Split-adjusted prices: By default, yfinance returns split-adjusted prices. Use auto_adjust=False if you need unadjusted prices.

# Get unadjusted prices
df = ticker.history(period="1y", auto_adjust=False)

Throttling: If you make too many requests quickly, Yahoo may temporarily block you. Add small delays between requests if downloading many tickers.

When to Use yfinance

yfinance is great for:

  • Personal investing research
  • Building trading dashboards
  • Backtesting trading strategies
  • Learning financial analysis

It is not suitable for:

  • Real-time trading (data is delayed)
  • Professional trading systems (reliability guarantees)
  • High-frequency requests

Practical Example: Portfolio Overview

Let us put together a practical example that combines several concepts:

import yfinance as yf

# Define your portfolio
portfolio = {
    "AAPL": 10,   # 10 shares of Apple
    "GOOGL": 5,   # 5 shares of Google
    "MSFT": 8,    # 8 shares of Microsoft
    "AMZN": 3     # 3 shares of Amazon
}

# Download current data and calculate portfolio value
total_value = 0
print(f"{'Symbol':<8} {'Shares':<7} {'Price':<10} {'Value':<12}")
print("-" * 40)

for symbol, shares in portfolio.items():
    ticker = yf.Ticker(symbol)
    price = ticker.history(period="1d")["Close"].iloc[-1]
    value = shares * price
    total_value += value
    print(f"{symbol:<8} {shares:<7} ${price:<9.2f} ${value:<11.2f}")

print("-" * 40)
print(f"Total Portfolio Value: ${total_value:,.2f}")

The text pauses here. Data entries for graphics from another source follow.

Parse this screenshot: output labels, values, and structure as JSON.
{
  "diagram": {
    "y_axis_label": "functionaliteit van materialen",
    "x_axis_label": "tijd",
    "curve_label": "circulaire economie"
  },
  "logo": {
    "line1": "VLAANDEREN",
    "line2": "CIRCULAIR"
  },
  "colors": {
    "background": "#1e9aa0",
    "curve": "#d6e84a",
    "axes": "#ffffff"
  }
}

This example shows how to build a simple portfolio tracker. You can expand this pattern to include historical performance, dividend income, and more complex calculations.

Summary

You now know how to:

  • Install and import yfinance
  • Download historical price data for stocks
  • Filter data by date range
  • Download multiple stocks efficiently
  • Access company fundamentals and corporate actions
  • Work with index data and intraday intervals
  • Build a simple portfolio tracker

In the next guide, you will learn how to calculate returns and volatility from this data—essential metrics for any financial analysis.